Genome Biology Unit, European Molecular Biology Laboratory, Heidelberg, Germany.
Nat Protoc. 2013 Sep;8(9):1765-86. doi: 10.1038/nprot.2013.099. Epub 2013 Aug 22.
RNA sequencing (RNA-seq) has been rapidly adopted for the profiling of transcriptomes in many areas of biology, including studies into gene regulation, development and disease. Of particular interest is the discovery of differentially expressed genes across different conditions (e.g., tissues, perturbations) while optionally adjusting for other systematic factors that affect the data-collection process. There are a number of subtle yet crucial aspects of these analyses, such as read counting, appropriate treatment of biological variability, quality control checks and appropriate setup of statistical modeling. Several variations have been presented in the literature, and there is a need for guidance on current best practices. This protocol presents a state-of-the-art computational and statistical RNA-seq differential expression analysis workflow largely based on the free open-source R language and Bioconductor software and, in particular, on two widely used tools, DESeq and edgeR. Hands-on time for typical small experiments (e.g., 4-10 samples) can be <1 h, with computation time <1 d using a standard desktop PC.
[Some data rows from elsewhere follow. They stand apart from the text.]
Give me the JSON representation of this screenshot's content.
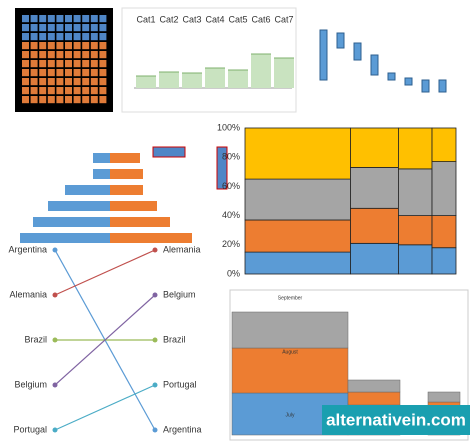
{
  "chart_data": [
    {
      "type": "waffle",
      "values": [
        30,
        70
      ],
      "colors": [
        "#4f86c6",
        "#e07b39"
      ]
    },
    {
      "type": "sparkbar",
      "categories": [
        "Cat1",
        "Cat2",
        "Cat3",
        "Cat4",
        "Cat5",
        "Cat6",
        "Cat7"
      ],
      "values": [
        12,
        16,
        15,
        20,
        18,
        34,
        30
      ],
      "color": "#c9e3c0"
    },
    {
      "type": "waterfall",
      "values": [
        [
          20,
          70
        ],
        [
          52,
          67
        ],
        [
          40,
          57
        ],
        [
          25,
          45
        ],
        [
          20,
          27
        ],
        [
          15,
          22
        ],
        [
          8,
          20
        ],
        [
          8,
          20
        ]
      ],
      "color": "#5b9bd5"
    },
    {
      "type": "marimekko",
      "widths": [
        44,
        20,
        14,
        10
      ],
      "ylim": [
        0,
        100
      ],
      "yticks": [
        {
          "value": 0,
          "label": "0%"
        },
        {
          "value": 20,
          "label": "20%"
        },
        {
          "value": 40,
          "label": "40%"
        },
        {
          "value": 60,
          "label": "60%"
        },
        {
          "value": 80,
          "label": "80%"
        },
        {
          "value": 100,
          "label": "100%"
        }
      ],
      "series": [
        {
          "color": "#5b9bd5",
          "values": [
            15,
            21,
            20,
            18
          ]
        },
        {
          "color": "#ed7d31",
          "values": [
            22,
            24,
            20,
            22
          ]
        },
        {
          "color": "#a5a5a5",
          "values": [
            28,
            28,
            32,
            37
          ]
        },
        {
          "color": "#ffc000",
          "values": [
            35,
            27,
            28,
            23
          ]
        }
      ]
    },
    {
      "type": "tornado",
      "series": [
        {
          "color": "#5b9bd5",
          "values": [
            17,
            17,
            45,
            62,
            77,
            90
          ]
        },
        {
          "color": "#ed7d31",
          "values": [
            30,
            33,
            33,
            47,
            60,
            82
          ]
        }
      ]
    },
    {
      "type": "slope",
      "series": [
        {
          "name": "Argentina",
          "color": "#5b9bd5",
          "values": [
            1,
            5
          ]
        },
        {
          "name": "Alemania",
          "color": "#c0504d",
          "values": [
            2,
            1
          ]
        },
        {
          "name": "Brazil",
          "color": "#9bbb59",
          "values": [
            3,
            3
          ]
        },
        {
          "name": "Belgium",
          "color": "#8064a2",
          "values": [
            4,
            2
          ]
        },
        {
          "name": "Portugal",
          "color": "#4bacc6",
          "values": [
            5,
            4
          ]
        }
      ]
    },
    {
      "type": "stacked",
      "series": [
        {
          "name": "July",
          "color": "#5b9bd5",
          "values": [
            42,
            30,
            25
          ]
        },
        {
          "name": "August",
          "color": "#ed7d31",
          "values": [
            45,
            13,
            8
          ]
        },
        {
          "name": "September",
          "color": "#a5a5a5",
          "values": [
            36,
            12,
            10
          ]
        }
      ]
    }
  ],
  "watermark": "alternativein.com"
}
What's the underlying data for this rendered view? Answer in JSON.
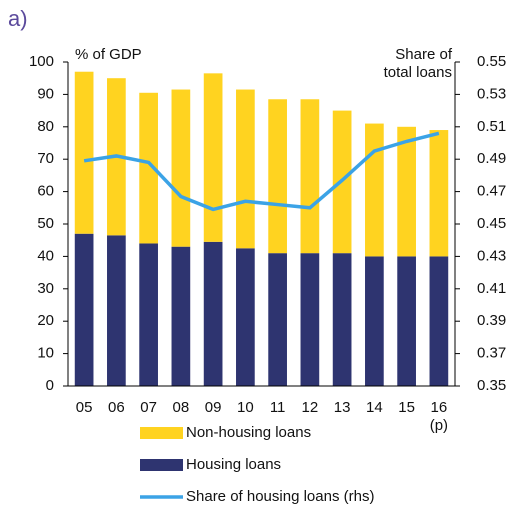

RNA 测序(RNA-seq)已在生物学的许多领域中迅速被采用,用于转录组的分析,包括基因调控、发育和疾病的研究。特别感兴趣的是发现不同条件下(例如,组织、扰动)差异表达的基因,同时可选地调整影响数据收集过程的其他系统因素。这些分析有许多微妙但至关重要的方面,例如读取计数、对生物变异性的适当处理、质量控制检查以及统计建模的适当设置。文献中已经提出了几种变体,需要就当前最佳实践提供指导。该方案提出了一种基于免费开源 R 语言和 Bioconductor 软件的最先进的计算和统计 RNA-seq 差异表达分析工作流程,特别是基于两种广泛使用的工具,DESeq 和 edgeR。使用标准台式 PC,典型的小实验(例如,4-10 个样本)的实际操作时间可以<1 小时,计算时间<1 天。